Lucas Chow Wing Keung is the former chief executive officer of MediaCorp and SingTel Mobile. Currently he is the group chief executive officer and managing director of Far East Orchard.

He is currently the chairman of Health Promotion Board and a member of the board of trustees of National University of Singapore

==Early life==
Chow was born in Hong Kong and subsequently granted Singapore citizenship. He graduated with a Bachelor of Science (Honours) degree from the University of Aston, United Kingdom.

==Career==
Chow started his career at Hewlett-Packard, where he worked for over 20 years and eventually became the company's head in Singapore.

He joined SingTel in May 1998 and was subsequently appointed chief executive officer of SingTel Mobile. In July 2000, he was appointed executive vice-president of consumer business and responsible for the fixed-line, multimedia and mobile communications services.
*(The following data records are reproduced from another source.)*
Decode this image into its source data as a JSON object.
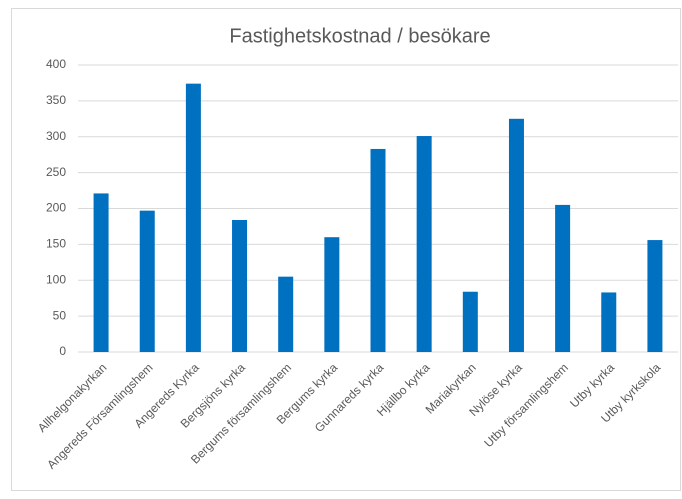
{
  "chart_data": {
    "type": "bar",
    "title": "Fastighetskostnad / besökare",
    "categories": [
      "Allhelgonakyrkan",
      "Angereds Församlingshem",
      "Angereds Kyrka",
      "Bergsjöns kyrka",
      "Bergums församlingshem",
      "Bergums kyrka",
      "Gunnareds kyrka",
      "Hjällbo kyrka",
      "Mariakyrkan",
      "Nylöse kyrka",
      "Utby församlingshem",
      "Utby kyrka",
      "Utby kyrkskola"
    ],
    "values": [
      221,
      197,
      374,
      184,
      105,
      160,
      283,
      301,
      84,
      325,
      205,
      83,
      156
    ],
    "color": "#0070c0",
    "ylim": [
      0,
      400
    ],
    "yticks": [
      0,
      50,
      100,
      150,
      200,
      250,
      300,
      350,
      400
    ],
    "grid": true
  }
}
He assumed the position of executive vice-president of corporate business in April 2004, looking after the telecommunications needs of corporate customers.

He joined MediaCorp in 2005. During his tenure at Mediacorp, he served as the chairman of Smart Alliance, a regional broadcasters’ association, to cooperate along three areas — content, sales and marketing, and technology — and capitalise on the economies of scale and combined market that the region can offer.

He relinquished his position as CEO of MediaCorp in July 2011. and assuming the post of executive director at Far East Organization (FEO).

In March 2012, Chow was appointed the CEO of Far East Orchard (previously known as Orchard Parade Holdings), a subsidiary of FEO. He was re-designated as group chief executive officer and managing director on July 12, 2012.

In June 2014, FEO announced that Chow will retire on September 1, 2014.